Kakek memintaku untuk membuka kurungan
tersebut, sementara dia duduk bersila di dalamnya. Entah apa yang
dilakukannya, sesaat setelah merapalkan doa, Kakek tidak ada lagi di
dalam sangkar bambu ini. Ke mana dia? Tiba-tiba.. masya Allah! Jantungku
terasa nyaris rontok manakala di dalam sangkar berdiri dengan garangnya
seekor macan putih.

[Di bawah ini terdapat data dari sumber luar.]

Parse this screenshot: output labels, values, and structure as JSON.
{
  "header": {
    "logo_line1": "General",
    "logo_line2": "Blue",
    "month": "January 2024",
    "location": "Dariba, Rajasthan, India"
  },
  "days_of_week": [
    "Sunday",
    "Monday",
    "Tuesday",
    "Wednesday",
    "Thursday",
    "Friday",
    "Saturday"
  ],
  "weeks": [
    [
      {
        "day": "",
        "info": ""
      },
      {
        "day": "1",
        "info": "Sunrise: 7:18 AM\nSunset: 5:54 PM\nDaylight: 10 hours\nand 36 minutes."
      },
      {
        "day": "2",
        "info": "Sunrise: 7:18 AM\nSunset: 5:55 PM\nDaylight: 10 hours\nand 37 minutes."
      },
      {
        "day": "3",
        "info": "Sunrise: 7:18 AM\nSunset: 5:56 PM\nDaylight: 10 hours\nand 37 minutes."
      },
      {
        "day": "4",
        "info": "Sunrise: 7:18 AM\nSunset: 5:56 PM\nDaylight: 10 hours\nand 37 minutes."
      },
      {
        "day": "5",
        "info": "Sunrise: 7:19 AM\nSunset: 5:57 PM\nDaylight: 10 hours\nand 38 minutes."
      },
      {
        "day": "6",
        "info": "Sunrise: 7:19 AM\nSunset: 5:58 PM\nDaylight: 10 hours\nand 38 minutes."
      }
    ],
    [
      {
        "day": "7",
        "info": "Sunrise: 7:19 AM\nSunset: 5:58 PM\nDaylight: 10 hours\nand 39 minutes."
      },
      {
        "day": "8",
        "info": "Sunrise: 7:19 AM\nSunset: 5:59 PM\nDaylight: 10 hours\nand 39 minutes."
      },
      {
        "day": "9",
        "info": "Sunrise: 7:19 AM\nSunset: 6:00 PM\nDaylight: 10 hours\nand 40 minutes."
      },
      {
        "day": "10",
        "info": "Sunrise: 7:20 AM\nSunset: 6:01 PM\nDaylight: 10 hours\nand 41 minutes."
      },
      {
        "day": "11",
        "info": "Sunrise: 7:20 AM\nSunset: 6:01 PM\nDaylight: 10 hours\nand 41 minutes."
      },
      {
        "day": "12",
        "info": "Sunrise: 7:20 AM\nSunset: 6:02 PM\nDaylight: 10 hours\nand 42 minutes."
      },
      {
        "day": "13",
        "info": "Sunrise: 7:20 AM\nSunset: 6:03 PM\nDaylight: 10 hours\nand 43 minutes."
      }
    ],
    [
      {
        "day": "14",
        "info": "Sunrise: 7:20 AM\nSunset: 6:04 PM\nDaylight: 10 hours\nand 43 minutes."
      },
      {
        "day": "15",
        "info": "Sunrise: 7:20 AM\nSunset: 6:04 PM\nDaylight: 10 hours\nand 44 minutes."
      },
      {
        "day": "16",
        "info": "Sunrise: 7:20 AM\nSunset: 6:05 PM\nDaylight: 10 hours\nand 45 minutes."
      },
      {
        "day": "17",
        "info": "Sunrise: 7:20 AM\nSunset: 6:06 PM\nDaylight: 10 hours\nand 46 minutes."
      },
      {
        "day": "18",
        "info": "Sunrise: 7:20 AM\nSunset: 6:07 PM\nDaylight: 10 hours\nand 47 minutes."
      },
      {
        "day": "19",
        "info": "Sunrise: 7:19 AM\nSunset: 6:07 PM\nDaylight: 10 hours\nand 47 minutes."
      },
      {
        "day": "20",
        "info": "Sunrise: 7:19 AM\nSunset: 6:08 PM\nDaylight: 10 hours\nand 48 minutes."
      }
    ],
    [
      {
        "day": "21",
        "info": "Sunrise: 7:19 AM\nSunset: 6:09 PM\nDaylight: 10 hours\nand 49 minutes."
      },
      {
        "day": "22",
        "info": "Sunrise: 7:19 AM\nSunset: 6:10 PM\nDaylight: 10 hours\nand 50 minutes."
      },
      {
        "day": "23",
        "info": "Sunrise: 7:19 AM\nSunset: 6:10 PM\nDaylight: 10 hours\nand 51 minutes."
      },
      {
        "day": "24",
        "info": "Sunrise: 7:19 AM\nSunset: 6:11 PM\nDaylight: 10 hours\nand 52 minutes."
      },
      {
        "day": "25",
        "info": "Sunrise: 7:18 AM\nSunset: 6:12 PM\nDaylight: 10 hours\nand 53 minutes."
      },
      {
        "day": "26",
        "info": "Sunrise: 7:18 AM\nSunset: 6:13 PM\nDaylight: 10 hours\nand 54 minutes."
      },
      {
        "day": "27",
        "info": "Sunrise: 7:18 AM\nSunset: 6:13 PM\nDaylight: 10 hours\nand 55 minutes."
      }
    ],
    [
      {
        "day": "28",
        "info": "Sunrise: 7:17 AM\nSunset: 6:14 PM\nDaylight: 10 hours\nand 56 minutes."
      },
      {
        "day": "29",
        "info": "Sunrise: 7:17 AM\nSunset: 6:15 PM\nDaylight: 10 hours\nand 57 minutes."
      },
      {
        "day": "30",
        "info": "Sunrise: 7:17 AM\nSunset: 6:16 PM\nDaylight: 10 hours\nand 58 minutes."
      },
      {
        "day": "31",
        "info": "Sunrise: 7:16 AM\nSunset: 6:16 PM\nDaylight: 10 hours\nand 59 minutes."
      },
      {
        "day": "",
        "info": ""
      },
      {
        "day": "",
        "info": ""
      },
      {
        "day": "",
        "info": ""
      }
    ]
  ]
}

Saking besarnya, tubuhnya hampir memenuhi setiap
jengkal lokasi sangkar.
"Tak usah takut, Ko. Aku kakekmu si
Sumarto Joyo. Aku hanya ingin memperlihatkan kepadamu bahwa dengan wujud
harimau putih inilah, dulu Kakek bisa membikin bertekuk-lutut
orang-orang yang ingin mencelakai Kakek," kata Kakek. Suaranya terdengar
menggema, seakan guntur yang menyambar di tengah hujan badai.
Aku mencoba menenangkan diri sambil perlahan kembali mendekat ke kandang itu.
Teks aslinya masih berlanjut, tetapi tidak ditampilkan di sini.